Supreme Court Justice Antonin Scalia, “one of the greatest jurists ever to serve our country,” receives Presidential Medal of Freedom

By Dave Andrusko

On Friday pro-life President Donald Trump awarded the late Supreme Court Justice Antonin Scalia the Presidential Medal of Freedom, our nation’s highest civilian honor. Justice Scalia, one of seven recipients, was represented by his wife Maureen and their nine children.

As President Trump explained to the audience assembled at the White House, the Presidential Medal of Freedom “is given to individuals who have made outstanding contributions to American life and culture.” In his remarks, the President captured the enormity of what Justice Scalia contributed:

The second recipient we honor today is one of the greatest — truly was one of the greatest jurists ever to serve our country: Supreme Court Justice Antonin Scalia. Universally admired for his towering intellect, brilliant wit, and fierce devotion to our founding principles, Justice Scalia has made a deep and lasting impact on the history of our nation. His presence is dearly missed by all. Friend of a lot of people. Truly great intellect.
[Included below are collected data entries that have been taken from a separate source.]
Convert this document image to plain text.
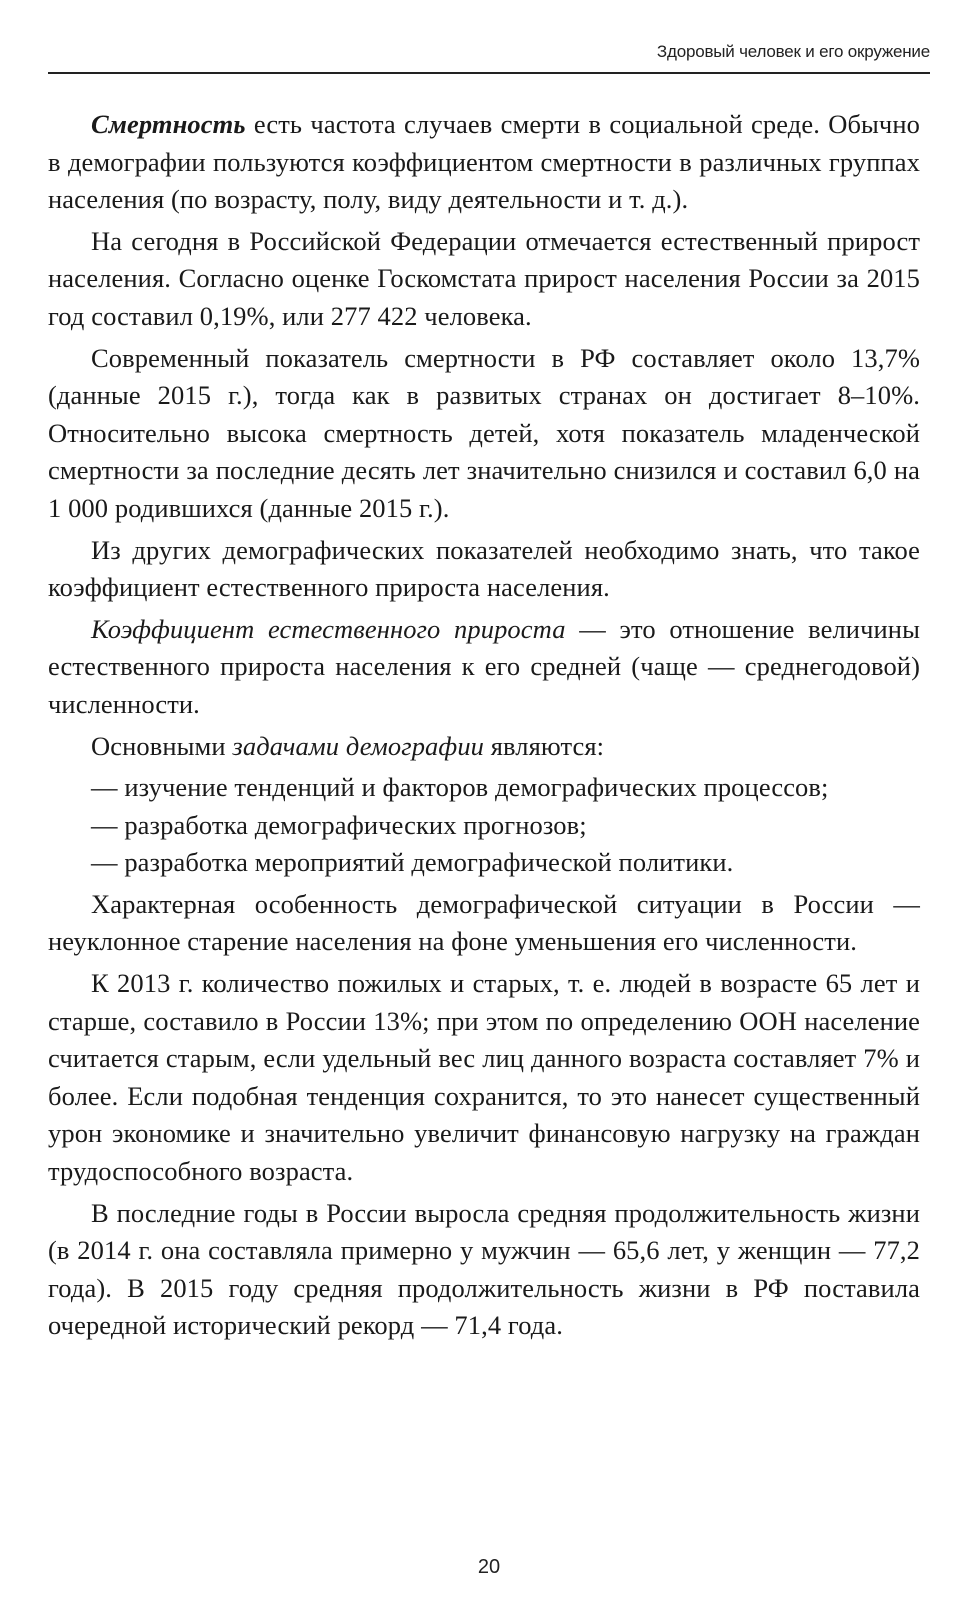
Здоровый человек и его окружение

Смертность есть частота случаев смерти в социальной среде. Обычно в демографии пользуются коэффициентом смертности в различных группах населения (по возрасту, полу, виду деятельности и т. д.).

На сегодня в Российской Федерации отмечается естественный прирост населения. Согласно оценке Госкомстата прирост населения России за 2015 год составил 0,19%, или 277 422 человека.

Современный показатель смертности в РФ составляет около 13,7% (данные 2015 г.), тогда как в развитых странах он достигает 8–10%. Относительно высока смертность детей, хотя показатель младенческой смертности за последние десять лет значительно снизился и составил 6,0 на 1 000 родившихся (данные 2015 г.).

Из других демографических показателей необходимо знать, что такое коэффициент естественного прироста населения.

Коэффициент естественного прироста — это отношение величины естественного прироста населения к его средней (чаще — среднегодовой) численности.

Основными задачами демографии являются:

— изучение тенденций и факторов демографических процессов;

— разработка демографических прогнозов;

— разработка мероприятий демографической политики.

Характерная особенность демографической ситуации в России — неуклонное старение населения на фоне уменьшения его численности.

К 2013 г. количество пожилых и старых, т. е. людей в возрасте 65 лет и старше, составило в России 13%; при этом по определению ООН население считается старым, если удельный вес лиц данного возраста составляет 7% и более. Если подобная тенденция сохранится, то это нанесет существенный урон экономике и значительно увеличит финансовую нагрузку на граждан трудоспособного возраста.

В последние годы в России выросла средняя продолжительность жизни (в 2014 г. она составляла примерно у мужчин — 65,6 лет, у женщин — 77,2 года). В 2015 году средняя продолжительность жизни в РФ поставила очередной исторический рекорд — 71,4 года.

20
Justice Scalia transformed the American legal landscape, igniting a national movement to apply the original meaning of the Constitution as written. Few have done more to uphold this nation’s founding charter.

Through nearly 900 written opinions and more than 30 years on the bench, Justice Scalia defended the American system of government and preserved the foundations of American freedom. Our whole nation is indeed indebted to Justice Scalia for his lifetime of noble and truly incredible service.

For pro-lifers. Justice Scalia will always be remembered for his scintillating dissents. When pro-lifers read through so many Supreme Court decisions on abortion, decisions whose contempt for state legislatures was matched only by their indifference to the fate of unborn children, we could always count on Justice Scalia to cut through the dithering and the deception and the duplicity.

Unlike many of his colleagues, he really did understand there are three branches of government and that the Supreme Court ought to pay appropriate deference to men and women elected by the people. Justice Scalia’s withering critiques of untethered judicial activism will be read by law students for generations to come.

Congratulations to Justice Scalia’s family. He richly deserved the Presidential Medal of Freedom for his valiant, unrelenting critique of judicial activism best personified in the awful Roe v. Wade and Doe v. Bolton decisions.